Barb Cyprowski certainly believes in variety and change. She is a small-business owner in North Strabane Township, the founder and overseer of Cyprowski Candy Co., formerly Country Confections Chocolates. Hers is a tastefully adorned shop full of yummy items, primarily gourmet apples and candy made on site.
“You have to keep changing, offering new ways of doing the same thing,” she said. “You always want to challenge yourself and challenge your customer.
“A lot of the demand is driven from the outside. People want different flavors, bacon or sea salt. If they see something on ‘Shark Tank’ or ‘Food Network,’ they want it. One customer wanted chocolate-covered pickles. We made it for them, but have never had an order for that since.”

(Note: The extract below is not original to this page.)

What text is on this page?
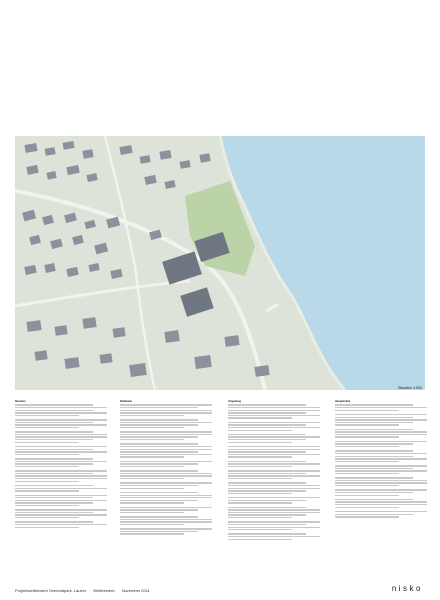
Situation 1:500
Situation	Städtebau	Umgebung	Haupteinheit

Projektwettbewerb Seemattpark, Lauerz Wettbewerb November 2011	nisko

Greene County does not have a large mall, but has a retail presence, more so in the Waynesburg area and in Carmichaels. County officials are hoping the ongoing county airport project, outside Waynesburg, can attract an infusion of retail.
“I feel that our retailers are experiencing the same challenges that retailers are experiencing across the country when it comes to competing with the many online shopping opportunities,” said Melody Longstreth, executive director of the Greene County Chamber of Commerce.
“The online businesses do have the advantage of lower overhead than brick-and-mortar locations, but the disadvantage when it comes to the personal experience of shopping, especially during the holiday season.
“I do know that our retailers struggle during certain seasons, but that is true of any location, not just in Greene County.”
Retail can be a struggle anytime, anywhere – but the struggle does not appear to be as acute as it had been.